Tillmann Fuchs: Neustart mit Hindernissen. Tillmann Fuchs soll der zurückgetretenen Landesrätin Elisabeth Kaufmann- Bruckberger nachfolgen. Die Art der Bestellung hat die gespaltene "Liste Frank" nicht geeint.

Tillmann Fuchs  |  NOEN, Franz Gleiß
Zuerst hatte man sich lange Zeit gelassen, dann musste alles überfallsartig passieren: Am vergangenen Dienstag präsentierte der Landtagsklub „Liste Frank“ den ehemaligen Wahlmanager von Frank Stronach, Tillmann Fuchs, als Nachfolger der zurückgetretenen Landesrätin Elisabeth Kaufmann-Bruckberger ( NÖN.at berichtete ). So plötzlich, dass nicht einmal mehr Zeit war, die Unterschriften aller Klubmitglieder unter den diesbezüglichen Antrag an die Landtagsdirektion zu setzen. Dabei war die Eile unbegründet, weil Fuchs erst am 21. Mai im Landtag angelobt werden wird.

Fuchs will "ein Team schmieden“

Der künftige Landesrat – Sohn des Künstlers Ernst Fuchs und ehemaliger ATV-Manager, ehe er in die Dienste von Frank Stronach getreten war – positionierte sich bei seiner ersten Pressekonferenz als integrativer Faktor für die Liste Frank. Sprich: Er will für den Klub, in dem das Team NÖ und das Team Stronach sowie der parteilose Walter Naderer vereint sind, eine gemeinsame Linie erreichen. Fuchs: „Ich will mithelfen, aus den fünf Abgeordneten ein Team zu schmieden.“

Ein Vorhaben, das ihm nach der Vorgangsweise in der Vorwoche wohl sehr schwer gelingen wird. Team-Stronach-Landesobfrau Renate Heiser-Fischer nahm die Nominierung von Fuchs zwar offiziell zur Kenntnis. Dennoch ist man schwer verärgert, wie zu hören war. Erstens war ausgemacht gewesen, dass man gemeinsam am Freitag die Nachfolge entscheidet.

Zweitens hatte Heiser-Fischer von Tillmann Fuchs durch ein Telefonat zu einem Zeitpunkt erfahren, als die diesbezügliche Agenturmeldung bereits abgesetzt war. Drittens hat Tillmann Fuchs im Team Stronach nicht nur Freunde. Immerhin hatte er Frank Stronach nach dem Ausscheiden als Wahlkampfmanager auf eine Anstellung geklagt.

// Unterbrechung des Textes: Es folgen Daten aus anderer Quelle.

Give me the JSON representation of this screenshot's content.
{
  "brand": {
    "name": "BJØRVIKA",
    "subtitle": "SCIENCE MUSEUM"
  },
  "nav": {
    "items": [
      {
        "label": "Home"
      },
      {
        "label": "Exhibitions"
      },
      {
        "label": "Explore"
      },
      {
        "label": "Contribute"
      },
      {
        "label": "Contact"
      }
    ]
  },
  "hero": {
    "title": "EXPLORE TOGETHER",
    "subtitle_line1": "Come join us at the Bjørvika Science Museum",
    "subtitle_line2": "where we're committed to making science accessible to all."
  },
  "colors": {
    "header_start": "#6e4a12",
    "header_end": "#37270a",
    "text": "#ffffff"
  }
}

Viertens wird es der Klubführung und dem Klubdirektor angelastet, dass nicht alle Abgeordneten den Antrag unterschrieben haben. Klubobmann Ernest Gabmann sowie die Abgeordneten Gabriele Von Gimborn und Herbert Machacek haben unterschrieben, Walter Naderer und Walter Laki fehlen. Wobei beide danach betonten, dass sie zu Tillmann Fuchs stehen. Und fünftens hält sich im Team Stronach das Gerücht, dass bei der Bestellung von Fuchs auch Ex-Landesrätin Kaufmann-Bruckberger die Finger im Spiel gehabt haben soll.

Klubname könnte  geändert werden

Im Klub wurde auch bereits diskutiert, dass der Klubname geändert werden könnte, womit der Name „Frank“ verschwinden würde. Gabmann dazu: „Die überwiegende Mehrheit der Klubmitglieder will das.“ Weiters tauchte das Gerücht auf, dass Walter Laki aus dem Klub austreten will. Er dementierte gegenüber der NÖN. Gabmann, dem das Gerücht ebenfalls zu Ohren gekommen ist, will deswegen „ein persönliches Gespräch“ mit Laki führen.